Captured trends and projections in this study depend on the input data used for training the models. Inconsistency in accuracy and methods applied by different laboratories for measuring soil properties can negatively impact the trends captured by the trained models. As we go towards the past, the number of available samples and their accuracy decreases (Fig. 4b); this in turn may influence the validation procedures applied to the predictions made by ML models72. It may also generate predictions biased towards the recent periods when more data samples are available. Additionally, more care should be given to application of the predictions made here at locations underrepresented by input data for training the ML models. In the current study, the majority of soil profiles used for training were sampled from North America and Australia due to a greater data availability. Thus, there is a possibility that the results are biased towards the soil and hydro-climatic conditions of these two continents. One solution to address this issue can be to develop more regional ML models; yet, this is challenging in the locations with the low number of sample data. Decrease in the number of available input data reduces the efficiency of the model training, resulting in less accurate and unsatisfactory validation outcomes. More updated and geographically scattered profile data are required in future studies to address the issue of inconsistency in the legacy soil-profile data. Although our analysis is an estimation of a relative change (relative to the reference period) in primary soil salinity and biases in GCMs outputs are not significant, application of reanalysis data for the reference historical period may address the biases issue in GCMs.

More importantly, the extent of uncertainty in the predictors used for training the models is not spatially constant. All the predictors used here are large-scale estimations of other models, which inherently include some degrees of uncertainty. Particularly, purely spatial predictors including the wilting point, field capacity, and effective plant rooting depth, are less certain in large deserts where observations are scarce for tuning and validation of the models.

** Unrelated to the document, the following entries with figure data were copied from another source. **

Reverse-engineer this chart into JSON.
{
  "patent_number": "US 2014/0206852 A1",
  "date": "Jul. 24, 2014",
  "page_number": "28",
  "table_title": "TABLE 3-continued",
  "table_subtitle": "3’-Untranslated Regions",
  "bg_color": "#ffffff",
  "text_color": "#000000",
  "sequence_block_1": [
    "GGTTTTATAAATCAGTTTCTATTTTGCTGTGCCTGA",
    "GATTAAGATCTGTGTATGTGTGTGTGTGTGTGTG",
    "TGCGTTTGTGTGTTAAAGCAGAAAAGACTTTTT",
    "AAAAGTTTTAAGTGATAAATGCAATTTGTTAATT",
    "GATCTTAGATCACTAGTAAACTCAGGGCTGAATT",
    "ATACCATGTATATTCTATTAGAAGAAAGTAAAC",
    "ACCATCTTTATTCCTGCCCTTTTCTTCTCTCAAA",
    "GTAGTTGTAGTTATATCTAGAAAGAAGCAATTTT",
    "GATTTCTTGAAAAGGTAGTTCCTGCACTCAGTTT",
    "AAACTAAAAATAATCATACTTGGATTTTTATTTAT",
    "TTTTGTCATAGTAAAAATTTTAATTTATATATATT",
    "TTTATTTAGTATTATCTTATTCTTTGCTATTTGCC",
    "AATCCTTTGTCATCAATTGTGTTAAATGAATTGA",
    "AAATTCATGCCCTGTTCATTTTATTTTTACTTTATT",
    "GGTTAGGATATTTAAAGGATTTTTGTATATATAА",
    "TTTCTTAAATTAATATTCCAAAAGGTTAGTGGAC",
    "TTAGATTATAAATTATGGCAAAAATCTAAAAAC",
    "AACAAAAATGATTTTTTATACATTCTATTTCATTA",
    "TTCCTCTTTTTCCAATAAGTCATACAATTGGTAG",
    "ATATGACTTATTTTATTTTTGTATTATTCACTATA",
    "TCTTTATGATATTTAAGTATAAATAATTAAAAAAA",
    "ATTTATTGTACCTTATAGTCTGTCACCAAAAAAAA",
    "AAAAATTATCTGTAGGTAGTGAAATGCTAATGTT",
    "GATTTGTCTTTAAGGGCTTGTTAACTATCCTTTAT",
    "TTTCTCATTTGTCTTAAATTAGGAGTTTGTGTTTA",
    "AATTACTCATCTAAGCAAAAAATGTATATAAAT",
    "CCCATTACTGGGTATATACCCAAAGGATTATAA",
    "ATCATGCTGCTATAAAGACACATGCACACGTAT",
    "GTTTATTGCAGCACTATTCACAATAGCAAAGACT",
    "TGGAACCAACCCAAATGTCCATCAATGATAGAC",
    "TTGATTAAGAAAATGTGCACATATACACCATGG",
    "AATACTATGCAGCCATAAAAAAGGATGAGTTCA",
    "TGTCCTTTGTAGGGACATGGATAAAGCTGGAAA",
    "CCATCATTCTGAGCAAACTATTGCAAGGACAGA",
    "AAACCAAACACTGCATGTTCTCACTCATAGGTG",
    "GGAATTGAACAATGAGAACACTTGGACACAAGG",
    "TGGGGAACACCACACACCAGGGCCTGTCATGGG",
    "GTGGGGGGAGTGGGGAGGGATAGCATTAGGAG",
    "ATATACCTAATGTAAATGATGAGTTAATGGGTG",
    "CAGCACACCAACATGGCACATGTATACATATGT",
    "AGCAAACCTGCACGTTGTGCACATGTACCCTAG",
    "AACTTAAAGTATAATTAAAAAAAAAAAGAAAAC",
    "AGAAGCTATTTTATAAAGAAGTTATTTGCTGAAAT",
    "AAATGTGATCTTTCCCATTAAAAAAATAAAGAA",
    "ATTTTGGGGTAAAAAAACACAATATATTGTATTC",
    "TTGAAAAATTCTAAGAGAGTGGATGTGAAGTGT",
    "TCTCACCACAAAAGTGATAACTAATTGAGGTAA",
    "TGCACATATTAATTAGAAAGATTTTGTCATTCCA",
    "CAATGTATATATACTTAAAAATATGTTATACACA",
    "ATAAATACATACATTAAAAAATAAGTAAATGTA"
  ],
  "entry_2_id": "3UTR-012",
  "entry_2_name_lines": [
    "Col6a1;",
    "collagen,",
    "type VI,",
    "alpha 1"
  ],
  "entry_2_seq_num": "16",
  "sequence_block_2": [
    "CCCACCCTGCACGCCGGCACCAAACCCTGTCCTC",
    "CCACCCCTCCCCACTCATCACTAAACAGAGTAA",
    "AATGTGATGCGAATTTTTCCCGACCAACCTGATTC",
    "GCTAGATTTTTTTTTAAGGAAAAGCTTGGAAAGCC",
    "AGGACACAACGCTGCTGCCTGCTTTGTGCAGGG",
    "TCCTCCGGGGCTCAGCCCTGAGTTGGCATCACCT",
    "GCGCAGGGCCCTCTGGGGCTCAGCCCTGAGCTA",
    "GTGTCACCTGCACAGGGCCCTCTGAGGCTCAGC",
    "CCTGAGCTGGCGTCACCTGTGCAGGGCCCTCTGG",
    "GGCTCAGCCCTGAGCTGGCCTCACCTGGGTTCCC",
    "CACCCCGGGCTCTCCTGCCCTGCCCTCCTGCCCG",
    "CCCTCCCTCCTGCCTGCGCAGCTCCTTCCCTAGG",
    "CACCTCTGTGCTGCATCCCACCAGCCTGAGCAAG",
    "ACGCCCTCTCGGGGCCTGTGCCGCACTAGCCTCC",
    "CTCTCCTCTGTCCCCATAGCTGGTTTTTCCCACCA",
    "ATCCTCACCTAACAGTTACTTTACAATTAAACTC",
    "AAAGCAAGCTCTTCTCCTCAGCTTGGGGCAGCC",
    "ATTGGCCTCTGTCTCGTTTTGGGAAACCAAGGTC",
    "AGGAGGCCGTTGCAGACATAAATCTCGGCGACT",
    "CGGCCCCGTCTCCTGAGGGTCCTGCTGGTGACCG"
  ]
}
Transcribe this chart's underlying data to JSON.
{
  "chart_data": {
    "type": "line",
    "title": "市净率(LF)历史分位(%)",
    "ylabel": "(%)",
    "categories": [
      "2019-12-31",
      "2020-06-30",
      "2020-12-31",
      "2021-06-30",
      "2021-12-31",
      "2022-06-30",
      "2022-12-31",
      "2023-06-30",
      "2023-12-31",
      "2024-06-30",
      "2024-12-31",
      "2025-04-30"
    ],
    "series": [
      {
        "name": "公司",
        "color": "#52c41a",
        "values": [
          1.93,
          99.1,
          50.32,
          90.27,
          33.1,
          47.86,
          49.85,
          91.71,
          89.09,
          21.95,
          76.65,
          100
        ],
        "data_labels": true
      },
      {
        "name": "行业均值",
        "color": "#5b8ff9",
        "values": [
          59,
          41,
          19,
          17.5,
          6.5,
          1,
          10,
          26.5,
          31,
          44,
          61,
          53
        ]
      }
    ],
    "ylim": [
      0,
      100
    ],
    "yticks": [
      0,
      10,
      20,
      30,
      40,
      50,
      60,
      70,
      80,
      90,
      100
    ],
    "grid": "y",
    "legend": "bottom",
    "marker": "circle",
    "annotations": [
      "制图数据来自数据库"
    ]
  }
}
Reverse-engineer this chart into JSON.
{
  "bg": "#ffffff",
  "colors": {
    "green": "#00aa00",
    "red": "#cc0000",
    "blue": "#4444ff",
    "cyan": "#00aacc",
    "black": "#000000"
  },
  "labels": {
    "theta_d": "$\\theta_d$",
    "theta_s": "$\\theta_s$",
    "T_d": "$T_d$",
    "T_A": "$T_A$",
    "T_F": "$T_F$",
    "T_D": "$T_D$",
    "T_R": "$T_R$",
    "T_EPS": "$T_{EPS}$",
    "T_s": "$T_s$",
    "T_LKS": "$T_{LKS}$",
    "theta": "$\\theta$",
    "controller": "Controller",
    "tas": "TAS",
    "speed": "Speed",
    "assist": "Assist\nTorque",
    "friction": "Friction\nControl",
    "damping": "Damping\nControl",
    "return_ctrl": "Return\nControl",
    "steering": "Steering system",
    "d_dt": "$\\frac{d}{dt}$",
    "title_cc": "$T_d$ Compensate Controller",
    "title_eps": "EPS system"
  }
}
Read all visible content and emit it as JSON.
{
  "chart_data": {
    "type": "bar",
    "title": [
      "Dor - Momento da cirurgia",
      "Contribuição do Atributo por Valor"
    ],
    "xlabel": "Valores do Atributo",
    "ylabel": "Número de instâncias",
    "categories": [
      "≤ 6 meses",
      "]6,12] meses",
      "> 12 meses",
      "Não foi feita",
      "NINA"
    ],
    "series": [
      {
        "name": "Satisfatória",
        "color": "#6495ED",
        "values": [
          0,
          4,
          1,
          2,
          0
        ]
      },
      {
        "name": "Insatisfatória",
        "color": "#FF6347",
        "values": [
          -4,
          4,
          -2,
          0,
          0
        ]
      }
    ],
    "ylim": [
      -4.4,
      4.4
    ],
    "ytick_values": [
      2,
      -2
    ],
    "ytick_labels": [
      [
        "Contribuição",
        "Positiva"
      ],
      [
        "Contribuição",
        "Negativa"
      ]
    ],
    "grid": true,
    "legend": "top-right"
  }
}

One way to address this issue is to provide spatially explicit maps of uncertainty for the predictions of the ML algorithms. However, this needs spatially explicit uncertainty maps of the predictors or their probability distributions. In the case of our study, such data were not available for the predictors. Additionally, ML algorithms are highly computationally demanding and estimation of the outputs uncertainty ranges by methods such as Monte Carlo simulations was not feasible by our computational resources (assuming hypothetical distributions of uncertainty in the predictors and input profiles data). Thus, we did not quantify the posterior distribution and uncertainty of the predictions and instead we estimated the global accuracy of the projected results via the 10-fold cross-validation method. A less computationally intensive framework is needed in the future for provision of the spatially explicit estimations of uncertainties in outputs of the ML models. Furthermore, comparison of our predictions accuracy with HWSD and WISE-30 datasets was based on the data used here for ML training and more independent datasets of soil salinity are required to benchmark our models performance against previous datasets/models of soil salinity.

The number of GCMs with projected wet and dry sea salt deposition rates (which are also necessary for mechanistic approaches) were rather limited in both CMIP5 and CMIP6 data projects. More ensemble members could improve the certainty of the projected soil salinity. Furthermore, the spatial resolution of our salinity projections was relatively coarse (0.5°); although the purely spatial predictors were of the adequate resolution, there was no point in prediction of the soil salinity values at finer resolutions since the spatio-temporal resolution of the GCMs grids was roughly between 1 and 3°. Such issues might be addressed with improvement of the spatial resolution of GCMs and the number of GCMs with sea salt aerosols projections in upcoming years.